Each of the provisions of the Sales Agreement not related solely to the Agent, as agent of the Company, is incorporated herein by reference in its entirety, and shall be deemed to be part of this Terms Agreement to the same extent as if each such provision had been set forth in full herein.
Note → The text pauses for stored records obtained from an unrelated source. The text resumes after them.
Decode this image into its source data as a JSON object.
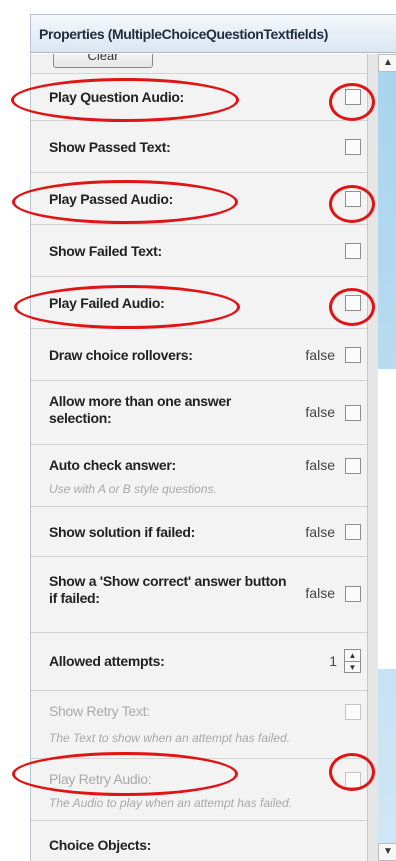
{
  "panel": {
    "title": "Properties (MultipleChoiceQuestionTextfields)",
    "clear_label": "Clear"
  },
  "rows": [
    {
      "label": "Play Question Audio:"
    },
    {
      "label": "Show Passed Text:"
    },
    {
      "label": "Play Passed Audio:"
    },
    {
      "label": "Show Failed Text:"
    },
    {
      "label": "Play Failed Audio:"
    },
    {
      "label": "Draw choice rollovers:",
      "value": "false"
    },
    {
      "label": "Allow more than one answer selection:",
      "value": "false"
    },
    {
      "label": "Auto check answer:",
      "value": "false",
      "hint": "Use with A or B style questions."
    },
    {
      "label": "Show solution if failed:",
      "value": "false"
    },
    {
      "label": "Show a 'Show correct' answer button if failed:",
      "value": "false"
    },
    {
      "label": "Allowed attempts:",
      "value": "1"
    },
    {
      "label": "Show Retry Text:",
      "hint": "The Text to show when an attempt has failed."
    },
    {
      "label": "Play Retry Audio:",
      "hint": "The Audio to play when an attempt has failed."
    },
    {
      "label": "Choice Objects:"
    }
  ],
  "icons": {
    "spinner_up": "▲",
    "spinner_down": "▼",
    "scroll_up": "▲",
    "scroll_down": "▼"
  },
  "annotation_color": "#e01414"
}
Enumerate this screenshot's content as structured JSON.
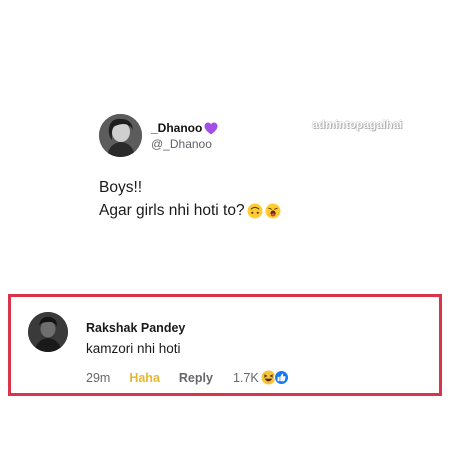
{
  "tweet": {
    "name": "_Dhanoo",
    "handle": "@_Dhanoo",
    "watermark": "admintopagalhai",
    "line1": "Boys!!",
    "line2": "Agar girls nhi hoti to?",
    "name_icon": "purple-heart-icon",
    "emojis": [
      "upside-down-face-emoji",
      "yawning-face-emoji"
    ]
  },
  "comment": {
    "author": "Rakshak Pandey",
    "text": "kamzori nhi hoti",
    "time": "29m",
    "reaction_label": "Haha",
    "reply_label": "Reply",
    "reaction_count": "1.7K",
    "reaction_icons": [
      "haha-icon",
      "like-icon"
    ]
  },
  "colors": {
    "highlight_border": "#d9344a",
    "haha": "#e8b730",
    "like_blue": "#1877f2",
    "secondary_text": "#65676b",
    "purple_heart": "#a24ee8"
  }
}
Each of the representations and warranties set forth in the Sales Agreement shall be deemed to have been made at and as of the date of this Terms Agreement, the Applicable Time and any Date of Delivery.

 

If the foregoing is in accordance with your understanding of our agreement, please sign and return to the Company a counterpart hereof, whereupon this instrument, along with all counterparts, will become a binding agreement between the Underwriter, the Selling Stockholder and the Company in accordance with its terms.

 

THIS TERMS AGREEMENT AND ANY CLAIM, CONTROVERSY OR DISPUTE ARISING UNDER OR RELATED TO THIS TERMS AGREEMENT SHALL BE GOVERNED BY, AND CONSTRUED IN ACCORDANCE WITH, THE LAWS OF THE STATE OF NEW YORK WITHOUT REGARD TO ITS CHOICE OF LAW PROVISIONS.

 

  Very truly yours,
     
  Tattooed Chef, Inc.
     
  By:  
  Name:    
  Title:    
     
  Very truly yours,
     
  [UMB Capital Corporation]
     
  By:                      
  Name:    
  Title:    

 

Accepted as of the date hereof:
 
BofA Securities, Inc.
 
By: _____________________
Name:  
Title:  

 

*Include only if the Underwriter has an option to purchase additional shares of Common Stock from the Company.